Framework for a federated organizational framework

Read - Organizing for Success, Part I: How to Organize a BI Team in the Age of Self Service

The first article in this series discussed the role of a business intelligence (BI) team in the age of self-service. It argued that a strong BI team accelerates self-service, rather than impedes it. This article moves beyond a single team and addresses a question we often get asked: how do you organize a data analytics program to maximize value for the organization? Although there is no right or wrong way to do this, several patterns emerge when you examine successful organizations. 

The Federated Organization

A data analytics program spans the enterprise. It has corporate teams (e.g., the BI team, data management team, and data science team) that are sometimes called “centers of excellence” or “competency centers” because they provide coaching and support to people in the field. And it has business unit teams that consist of departmental data analysts, report analysts, data scientists, and analytics managers in sales, marketing, finance, etc. who generate insights and build reports for their colleagues. Thus, a data analytics program is federated—at least when corporate and business unit teams are aligned, which often is not the case. 

A data analytics program also spans levels. At the executive level, it has a “Data Analytics Council” that oversees the program and functions as a board of directors, and at the worker level, it has a “Community of Practice” that enables data analysts from business units to share ideas and techniques. It also has a partnership with IT systems owners and their database administrators that exists to alert the data analytics teams to any changes in source systems. (See figure 1.)

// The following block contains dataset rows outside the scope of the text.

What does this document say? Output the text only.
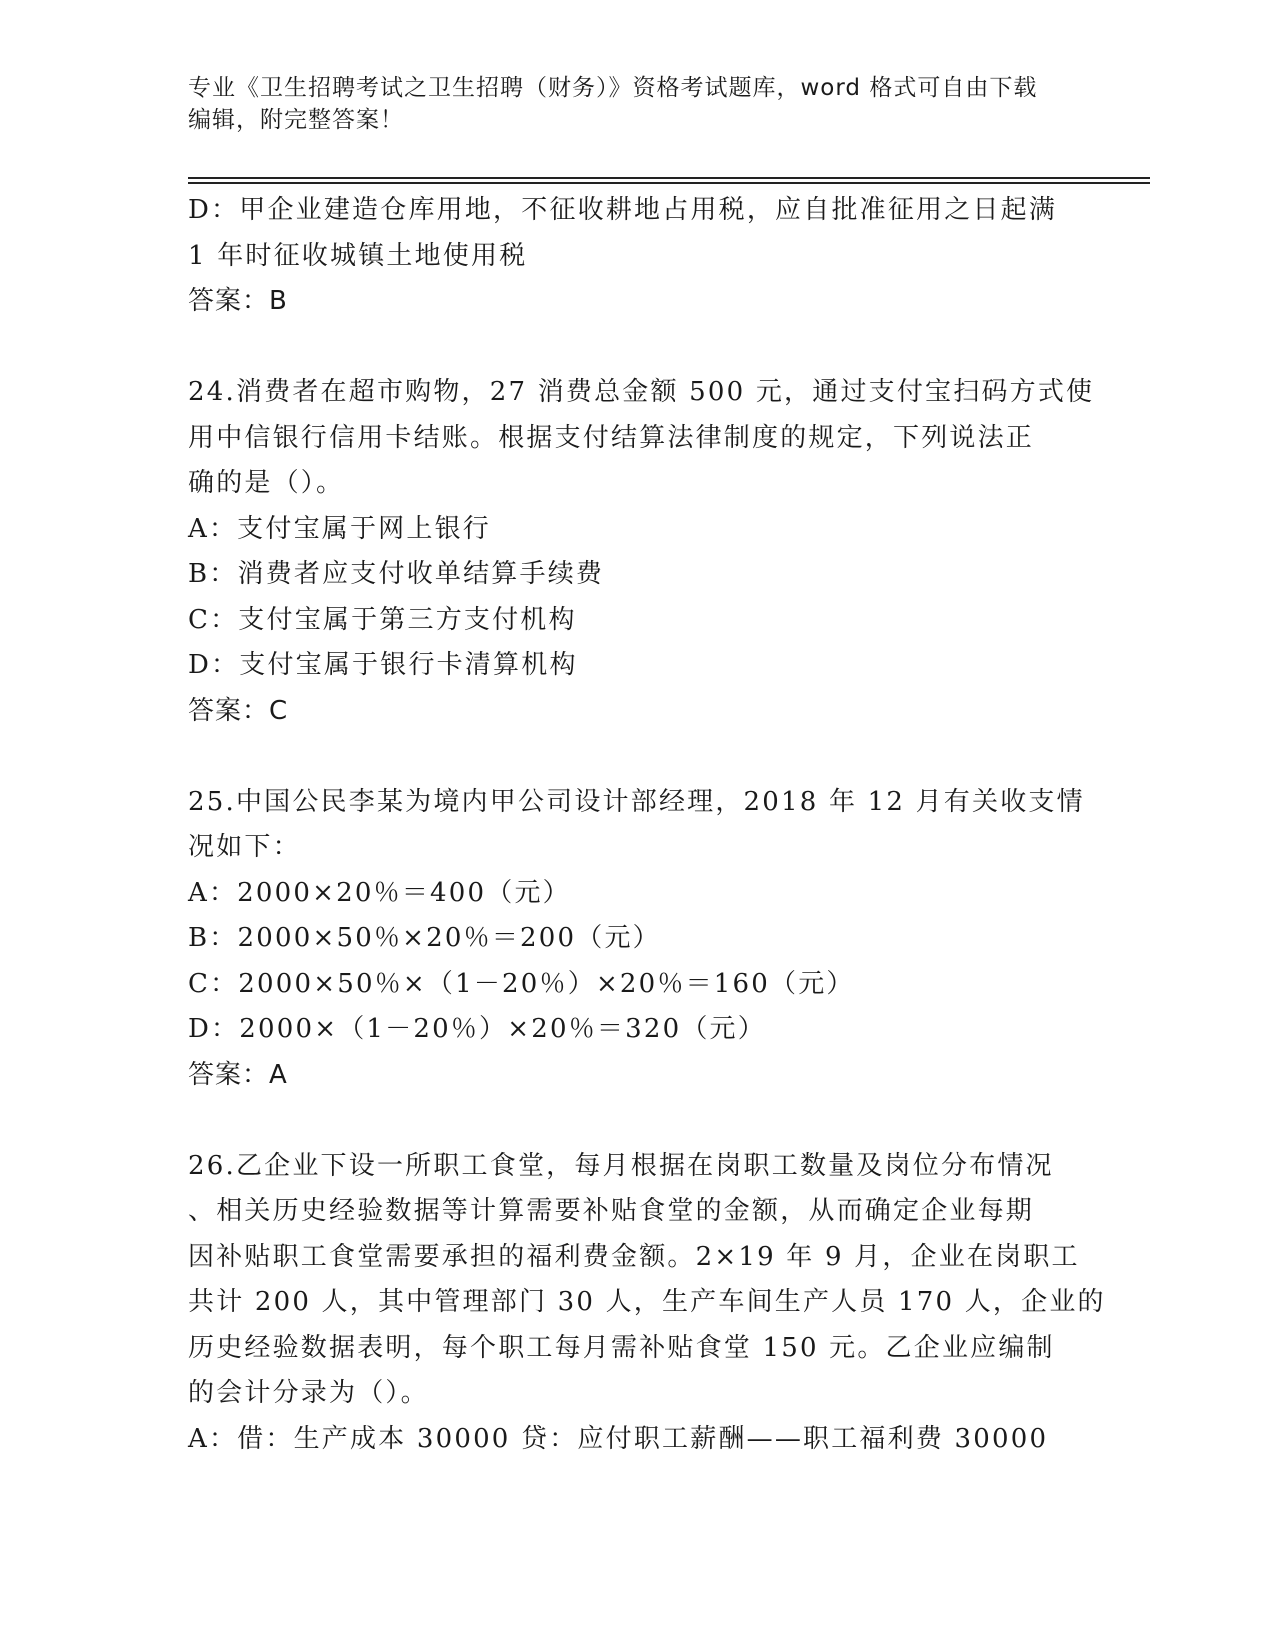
专业《卫生招聘考试之卫生招聘（财务）》资格考试题库，word 格式可自由下载
编辑，附完整答案！
D：甲企业建造仓库用地，不征收耕地占用税，应自批准征用之日起满
1 年时征收城镇土地使用税
答案：B
24.消费者在超市购物，27 消费总金额 500 元，通过支付宝扫码方式使
用中信银行信用卡结账。根据支付结算法律制度的规定，下列说法正
确的是（）。
A：支付宝属于网上银行
B：消费者应支付收单结算手续费
C：支付宝属于第三方支付机构
D：支付宝属于银行卡清算机构
答案：C
25.中国公民李某为境内甲公司设计部经理，2018 年 12 月有关收支情
况如下：
A：2000×20％＝400（元）
B：2000×50％×20％＝200（元）
C：2000×50％×（1－20％）×20％＝160（元）
D：2000×（1－20％）×20％＝320（元）
答案：A
26.乙企业下设一所职工食堂，每月根据在岗职工数量及岗位分布情况
、相关历史经验数据等计算需要补贴食堂的金额，从而确定企业每期
因补贴职工食堂需要承担的福利费金额。2×19 年 9 月，企业在岗职工
共计 200 人，其中管理部门 30 人，生产车间生产人员 170 人，企业的
历史经验数据表明，每个职工每月需补贴食堂 150 元。乙企业应编制
的会计分录为（）。
A：借：生产成本 30000 贷：应付职工薪酬——职工福利费 30000
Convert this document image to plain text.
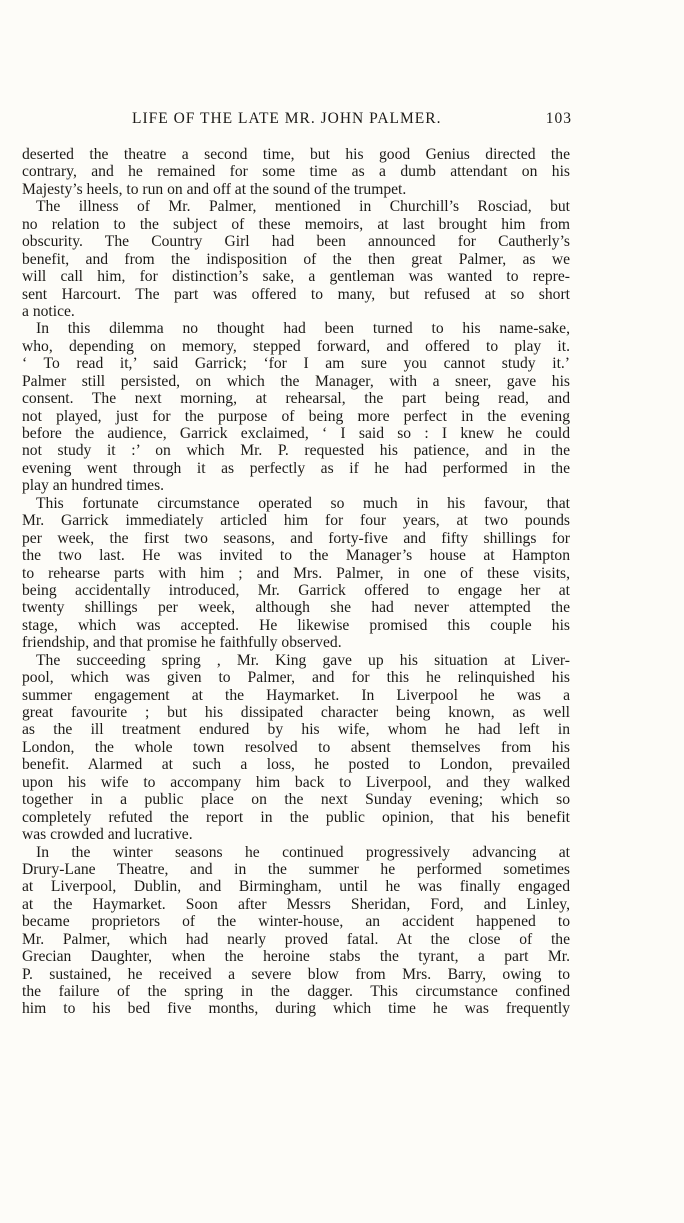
LIFE OF THE LATE MR. JOHN PALMER.	103
deserted the theatre a second time, but his good Genius directed the
contrary, and he remained for some time as a dumb attendant on his
Majesty’s heels, to run on and off at the sound of the trumpet.
The illness of Mr. Palmer, mentioned in Churchill’s Rosciad, but
no relation to the subject of these memoirs, at last brought him from
obscurity. The Country Girl had been announced for Cautherly’s
benefit, and from the indisposition of the then great Palmer, as we
will call him, for distinction’s sake, a gentleman was wanted to repre-
sent Harcourt. The part was offered to many, but refused at so short
a notice.
In this dilemma no thought had been turned to his name-sake,
who, depending on memory, stepped forward, and offered to play it.
‘ To read it,’ said Garrick; ‘for I am sure you cannot study it.’
Palmer still persisted, on which the Manager, with a sneer, gave his
consent. The next morning, at rehearsal, the part being read, and
not played, just for the purpose of being more perfect in the evening
before the audience, Garrick exclaimed, ‘ I said so : I knew he could
not study it :’ on which Mr. P. requested his patience, and in the
evening went through it as perfectly as if he had performed in the
play an hundred times.
This fortunate circumstance operated so much in his favour, that
Mr. Garrick immediately articled him for four years, at two pounds
per week, the first two seasons, and forty-five and fifty shillings for
the two last. He was invited to the Manager’s house at Hampton
to rehearse parts with him ; and Mrs. Palmer, in one of these visits,
being accidentally introduced, Mr. Garrick offered to engage her at
twenty shillings per week, although she had never attempted the
stage, which was accepted. He likewise promised this couple his
friendship, and that promise he faithfully observed.
The succeeding spring , Mr. King gave up his situation at Liver-
pool, which was given to Palmer, and for this he relinquished his
summer engagement at the Haymarket. In Liverpool he was a
great favourite ; but his dissipated character being known, as well
as the ill treatment endured by his wife, whom he had left in
London, the whole town resolved to absent themselves from his
benefit. Alarmed at such a loss, he posted to London, prevailed
upon his wife to accompany him back to Liverpool, and they walked
together in a public place on the next Sunday evening; which so
completely refuted the report in the public opinion, that his benefit
was crowded and lucrative.
In the winter seasons he continued progressively advancing at
Drury-Lane Theatre, and in the summer he performed sometimes
at Liverpool, Dublin, and Birmingham, until he was finally engaged
at the Haymarket. Soon after Messrs Sheridan, Ford, and Linley,
became proprietors of the winter-house, an accident happened to
Mr. Palmer, which had nearly proved fatal. At the close of the
Grecian Daughter, when the heroine stabs the tyrant, a part Mr.
P. sustained, he received a severe blow from Mrs. Barry, owing to
the failure of the spring in the dagger. This circumstance confined
him to his bed five months, during which time he was frequently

Figure 1 – A Federated Data Analytics Program

The Role of Standards 

The goal of a federated data analytics program is to gain the benefits of both centralization and decentralization without the downsides of either. Central teams set standards that ensure data consistency and economies of scale across the enterprise, but create bottlenecks and impede business agility. In contrast, business units can build good solutions quickly, but create data silos that can’t scale. In contrast, a federated organization provides both agility and scale, flexibility and consistency.


The goal of a federated data analytics program is to gain the benefits of both centralization and decentralization without the downsides of either.


Standards are the glue that holds a federated organization together. Standards include everything from tools, platforms, and infrastructure; to KPIs, data definitions, and governance processes; to self-service policies, project prioritization techniques, and visualization standards. Standards facilitate reuse, accelerate adoption, and ensure data consistency. Without standards, an organization devolves into data fiefdoms, which increases overhead costs and fragments data, creating data chaos. 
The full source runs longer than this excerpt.